The term “bookcase” is, in reality, rather ambiguous. In a home, a bookcase can be tall and filled with books to create a library, or it can serve as a display case destined to hold just a few, select volumes and objects.
While the first type is decisively the prerogative of interior design (being a fixed form of furnishing), and requires a dedicated room, or at the very least an entire wall, the second falls into the category of furniture design.
Usually vertical in form, domestic bookcases provide for a certain level of “modularity”, beginning with standard sizes of approximately 100 x 200 cm, it is often the case that they “grow” over time. Also, for this reason, their form is fairly simple, respecting the rule of repetition of horizontal surfaces supported by side supports, or a kind of honeycomb made up of square units.

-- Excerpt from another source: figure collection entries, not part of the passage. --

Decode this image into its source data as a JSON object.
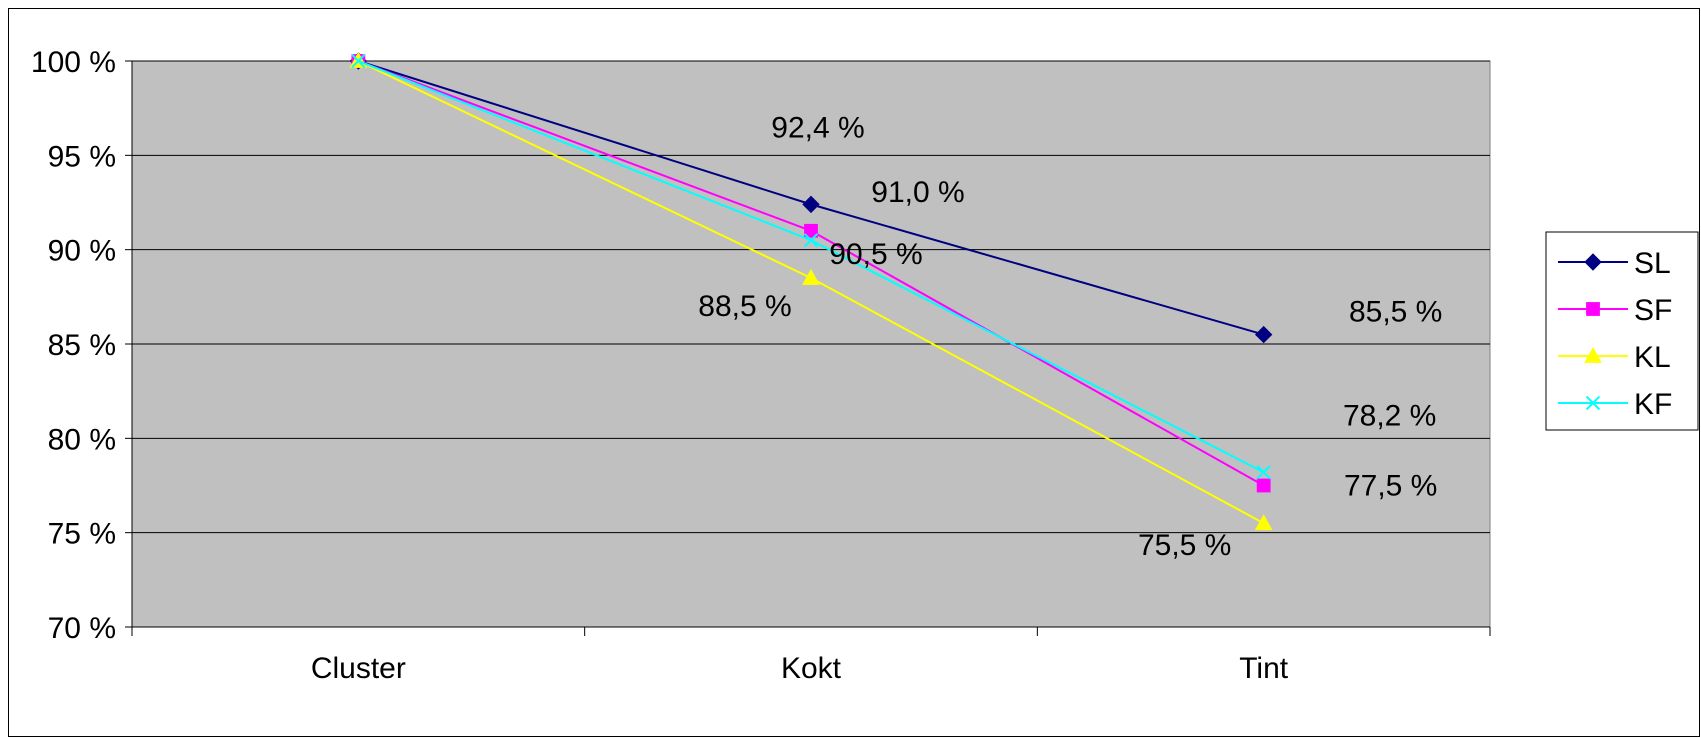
{
  "chart_data": {
    "type": "line",
    "title": "",
    "xlabel": "",
    "ylabel": "",
    "categories": [
      "Cluster",
      "Kokt",
      "Tint"
    ],
    "ylim": [
      70,
      100
    ],
    "ytick_step": 5,
    "ytick_labels": [
      "100 %",
      "95 %",
      "90 %",
      "85 %",
      "80 %",
      "75 %",
      "70 %"
    ],
    "grid": true,
    "plot_background": "#c0c0c0",
    "legend_position": "right",
    "series": [
      {
        "name": "SL",
        "values": [
          100,
          92.4,
          85.5
        ],
        "color": "#000080",
        "marker": "diamond"
      },
      {
        "name": "SF",
        "values": [
          100,
          91.0,
          77.5
        ],
        "color": "#ff00ff",
        "marker": "square"
      },
      {
        "name": "KL",
        "values": [
          100,
          88.5,
          75.5
        ],
        "color": "#ffff00",
        "marker": "triangle"
      },
      {
        "name": "KF",
        "values": [
          100,
          90.5,
          78.2
        ],
        "color": "#00ffff",
        "marker": "x"
      }
    ],
    "data_labels": [
      {
        "series": "SL",
        "category": "Kokt",
        "text": "92,4 %"
      },
      {
        "series": "SF",
        "category": "Kokt",
        "text": "91,0 %"
      },
      {
        "series": "KF",
        "category": "Kokt",
        "text": "90,5 %"
      },
      {
        "series": "KL",
        "category": "Kokt",
        "text": "88,5 %"
      },
      {
        "series": "SL",
        "category": "Tint",
        "text": "85,5 %"
      },
      {
        "series": "KF",
        "category": "Tint",
        "text": "78,2 %"
      },
      {
        "series": "SF",
        "category": "Tint",
        "text": "77,5 %"
      },
      {
        "series": "KL",
        "category": "Tint",
        "text": "75,5 %"
      }
    ]
  }
}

However, there are a number of bookcases which are seen as “sculptures” and therefore destined to hold just a few books. There are also - less frequently seen but most certainly fascinating – variations of bookcases which are floor to ceiling, and which also act as partitions. This latter type, much used in the 1950s-1960s, has recently made a notable comeback due to the popularity of vintage.
One other form of bookcase is the so-called “column”, usually used in the centre of rooms and generally rotating, inspired by smaller containers destined for the most prized volumes which, in the grand libraries of noble homes, were placed in the centre of the room.
The most frequently-used material these days for bookcases is, on the one hand, wood, either plywood or veneered MDF, or on the other sheet metal, often enamelled.